Crude Oil: The Dominant Macro Risk for Earnings
While many investors focus on monsoon patterns, Chowhan argues that crude oil is the more significant threat to the Indian economy. He suggests that even if geopolitical tensions subside—such as through a potential deal with Iran—oil prices could remain stubbornly high around the $80 mark.
This sustained pricing poses a direct threat to corporate profitability. While the March quarter remained stable due to existing inventory, the impact of higher energy costs is expected to manifest in the June quarter. Chowhan estimates a potential 100–200 bps hit to margins due to elevated oil prices. Consequently, the primary risk for many sectors is not a decline in demand, which remains robust, but rather a squeeze on margins.
Sectoral Shifts: Preference for Private Banks and NBFCs
Within the financial services sector, Chowhan maintains a constructive view on fundamentals, though he notes that Foreign Institutional Investor (FII) selling remains a significant headwind for sentiment. When comparing banking sub-sectors, he explicitly favors NBFCs and private banks over their PSU counterparts, suggesting they are better equipped to navigate the current macro environment.
In the consumption space, he remains bullish on discretionary spending and durables, driven by strong demand. However, he warns that rising input costs, particularly in metals, may weigh on short-term profitability. Conversely, he has turned neutral on the infrastructure sector due to the fiscal pressures that higher oil prices inevitably impose on government spending.
Defensive Plays and the AI Challenge in IT
As volatility increases, Chowhan’s portfolio positioning has shifted toward structural and defensive themes. He highlights renewables—specifically solar, wind, and ethanol—as key growth drivers. Additionally, he sees increased value in pharmaceutical stocks and domestic manufacturing.
In contrast, the IT sector remains a point of caution. Having exited IT positions six months ago, Chowhan sees limited upside due to valuation pressures and the structural disruption caused by Artificial Intelligence. He notes that while AI improves efficiency, it directly challenges India’s traditional competitive advantage: its low-cost labor model.

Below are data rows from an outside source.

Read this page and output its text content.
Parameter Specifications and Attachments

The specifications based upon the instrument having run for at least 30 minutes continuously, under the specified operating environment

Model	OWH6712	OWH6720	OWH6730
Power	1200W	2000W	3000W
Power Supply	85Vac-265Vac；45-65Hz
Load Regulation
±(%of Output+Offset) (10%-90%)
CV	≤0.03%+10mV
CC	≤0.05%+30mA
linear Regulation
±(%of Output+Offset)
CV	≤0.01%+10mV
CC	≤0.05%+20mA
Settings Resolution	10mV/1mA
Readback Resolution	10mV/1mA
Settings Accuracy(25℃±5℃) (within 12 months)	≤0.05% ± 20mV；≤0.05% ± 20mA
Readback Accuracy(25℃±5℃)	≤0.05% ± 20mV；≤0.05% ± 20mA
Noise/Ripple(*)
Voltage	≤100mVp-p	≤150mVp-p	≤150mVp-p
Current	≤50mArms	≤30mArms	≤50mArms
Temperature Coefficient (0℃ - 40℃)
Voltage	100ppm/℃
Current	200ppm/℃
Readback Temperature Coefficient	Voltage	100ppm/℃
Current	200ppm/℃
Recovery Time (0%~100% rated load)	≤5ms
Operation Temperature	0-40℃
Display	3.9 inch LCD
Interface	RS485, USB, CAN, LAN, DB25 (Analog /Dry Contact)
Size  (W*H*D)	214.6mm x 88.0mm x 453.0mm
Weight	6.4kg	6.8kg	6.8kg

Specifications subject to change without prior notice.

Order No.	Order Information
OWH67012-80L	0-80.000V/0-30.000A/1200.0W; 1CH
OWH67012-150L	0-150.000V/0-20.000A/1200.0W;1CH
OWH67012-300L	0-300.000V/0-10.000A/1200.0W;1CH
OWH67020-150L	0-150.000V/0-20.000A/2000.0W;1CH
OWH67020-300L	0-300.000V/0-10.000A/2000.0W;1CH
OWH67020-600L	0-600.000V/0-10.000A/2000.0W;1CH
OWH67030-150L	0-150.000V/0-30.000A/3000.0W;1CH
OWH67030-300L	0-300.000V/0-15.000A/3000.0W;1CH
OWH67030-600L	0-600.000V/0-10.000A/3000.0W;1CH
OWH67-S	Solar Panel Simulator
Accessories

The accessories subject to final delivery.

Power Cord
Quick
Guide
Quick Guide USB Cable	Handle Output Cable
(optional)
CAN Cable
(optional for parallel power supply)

Tactical Opportunities and Currency Outlook
For investors seeking tactical plays, Chowhan identifies chemicals, defense, and select engineering stocks as attractive, benefiting from favorable currency movements and reasonable valuations. He also pointed to FCNR (Foreign Currency Non-Resident) inflows as a positive catalyst for the Indian Rupee, noting that attractive yields could draw significant foreign capital.
Key Takeaways
- Margin Pressure over Demand: High crude oil prices ($80+) are expected to cause a 100–200 bps hit to corporate margins, particularly visible from the June quarter onwards.
- Financial Sector Preference: Within the banking space, NBFCs and private banks are viewed as having superior positioning compared to PSU banks.
- Strategic Sector Rotation: Investment focus is shifting toward renewables, pharma, and domestic manufacturing, while IT remains under pressure due to AI-driven structural shifts.